His latest, Monster Hunter, is a movie that has become an unexpected champion of the theatrical business with many a cinema chain counting on it to lure moviegoers to theatres. Based on Capcom’s video-game franchise of the same name, it does have the blockbuster trappings with giant monsters, a popular martial art actor in Tony Jaa, an epic scope and so on.
But why Monster Hunter specifically? What is so special about this particular franchise that Paul WS Anderson chose this as his next big thing?
He told Indianexpress.com in a Zoom interaction, “When I played the game in Japan 11 years ago, I thought the landscapes and the world that they had created was incredible. I’ve always been a massive fan of the Japanese design — and these monsters just looked awesome.”
Anderson also talked about the familiarity of movie monsters like King Kong, Godzilla and T-Rex. He said while they are iconic monsters, we have already seen them several times before.
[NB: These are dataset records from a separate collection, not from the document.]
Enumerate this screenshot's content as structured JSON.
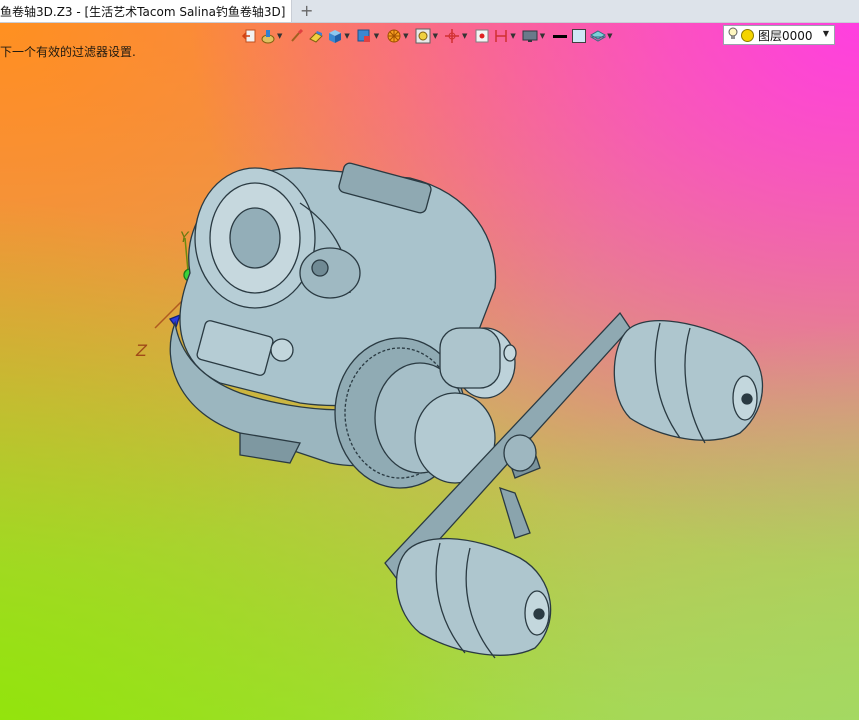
{
  "tab": {
    "title": "鱼卷轴3D.Z3 - [生活艺术Tacom Salina钓鱼卷轴3D]",
    "close_glyph": "×",
    "new_tab_glyph": "+"
  },
  "viewport": {
    "hint_text": "下一个有效的过滤器设置.",
    "axis_labels": {
      "z": "Z",
      "y": "Y"
    }
  },
  "toolbar": {
    "tools": [
      {
        "name": "exit-icon"
      },
      {
        "name": "paint-icon",
        "dropdown": true
      },
      {
        "name": "brush-icon"
      },
      {
        "name": "eraser-icon"
      },
      {
        "name": "cube-icon",
        "dropdown": true
      },
      {
        "name": "view-cube-icon",
        "dropdown": true
      },
      {
        "name": "render-mode-icon",
        "dropdown": true
      },
      {
        "name": "zoom-fit-icon",
        "dropdown": true
      },
      {
        "name": "origin-icon",
        "dropdown": true
      },
      {
        "name": "point-icon"
      },
      {
        "name": "section-icon",
        "dropdown": true
      },
      {
        "name": "display-icon",
        "dropdown": true
      },
      {
        "name": "line-color-icon"
      },
      {
        "name": "face-color-icon"
      },
      {
        "name": "layers-icon",
        "dropdown": true
      }
    ],
    "layer": {
      "value": "图层0000",
      "caret": "▼"
    }
  },
  "colors": {
    "model_fill": "#a9c3cc",
    "model_stroke": "#2a3a42"
  }
}
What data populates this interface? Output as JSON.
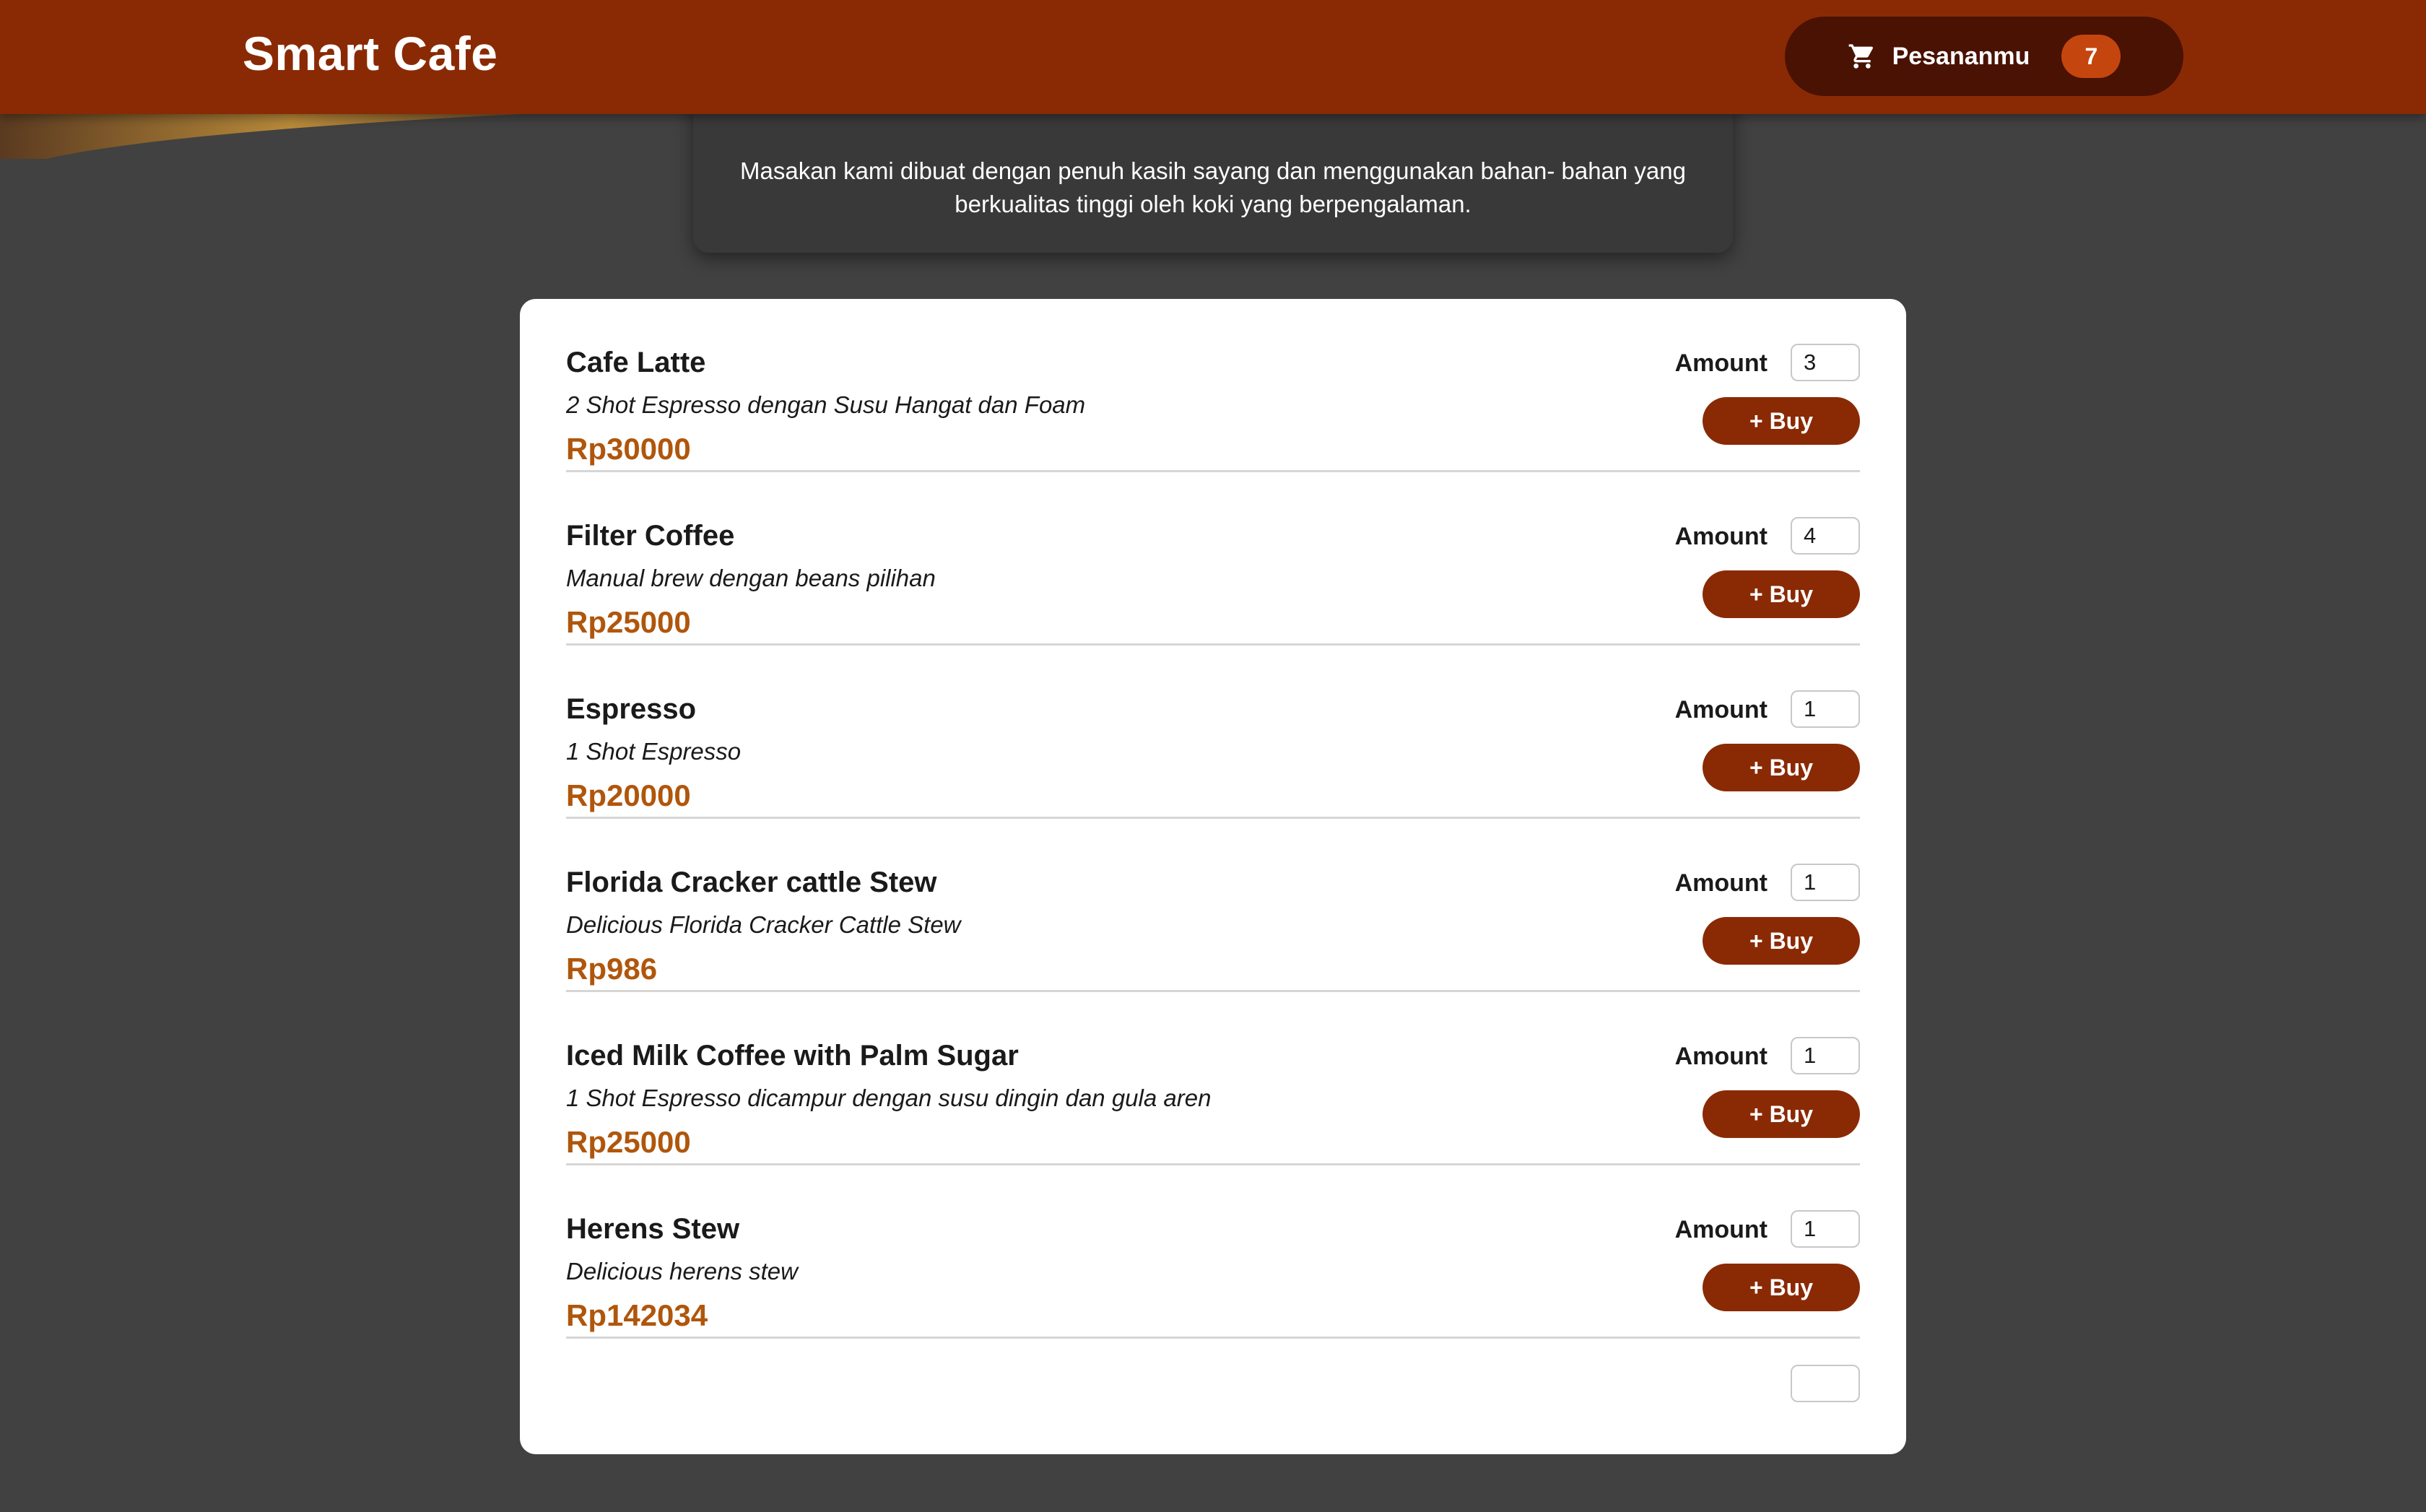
{
  "navbar": {
    "brand": "Smart Cafe",
    "cart_label": "Pesananmu",
    "cart_count": "7"
  },
  "about": {
    "text": "Masakan kami dibuat dengan penuh kasih sayang dan menggunakan bahan- bahan yang berkualitas tinggi oleh koki yang berpengalaman."
  },
  "menu": {
    "amount_label": "Amount",
    "buy_label": "+ Buy",
    "items": [
      {
        "name": "Cafe Latte",
        "description": "2 Shot Espresso dengan Susu Hangat dan Foam",
        "price": "Rp30000",
        "amount": "3"
      },
      {
        "name": "Filter Coffee",
        "description": "Manual brew dengan beans pilihan",
        "price": "Rp25000",
        "amount": "4"
      },
      {
        "name": "Espresso",
        "description": "1 Shot Espresso",
        "price": "Rp20000",
        "amount": "1"
      },
      {
        "name": "Florida Cracker cattle Stew",
        "description": "Delicious Florida Cracker Cattle Stew",
        "price": "Rp986",
        "amount": "1"
      },
      {
        "name": "Iced Milk Coffee with Palm Sugar",
        "description": "1 Shot Espresso dicampur dengan susu dingin dan gula aren",
        "price": "Rp25000",
        "amount": "1"
      },
      {
        "name": "Herens Stew",
        "description": "Delicious herens stew",
        "price": "Rp142034",
        "amount": "1"
      }
    ]
  },
  "colors": {
    "brand": "#8a2a04",
    "cart_button": "#4a1202",
    "badge": "#c4460e",
    "price": "#b0560c",
    "page_background": "#414141"
  },
  "icons": {
    "cart": "shopping-cart-icon"
  }
}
“To see something like the Diablos or Nerscylla [In Monster Hunter] — these are radically new designs of incredible creatures. And immediately to me, the game felt obviously very, very cinematic. And with the movie, I wanted to recapture my feeling of playing the game for the very first time. This sense of wonder where you go, ‘Oh my God, what an amazing world.’”
In Monster Hunter, a group of US marines, led by Milla Jovovich’s Natalie Artemis, are pulled into the Monster Hunter’s world by way of a portal. The new world is populated by giant monsters, and the US marines spot a ‘hunter’ who kills the said monsters for a living. He helps them survive in this new world as well.
Paul WS Anderson also promised a breathtaking big-screen experience for anybody who chooses to go watch the film in theatres. He said, “I think we’ve created a whole new world to immerse an audience. And our world is undergoing such challenges now, I think to be immersed in a different world for a couple of hours as a kind of fun thing to offer people.”
Monster Hunter hits Indian screens on February 5.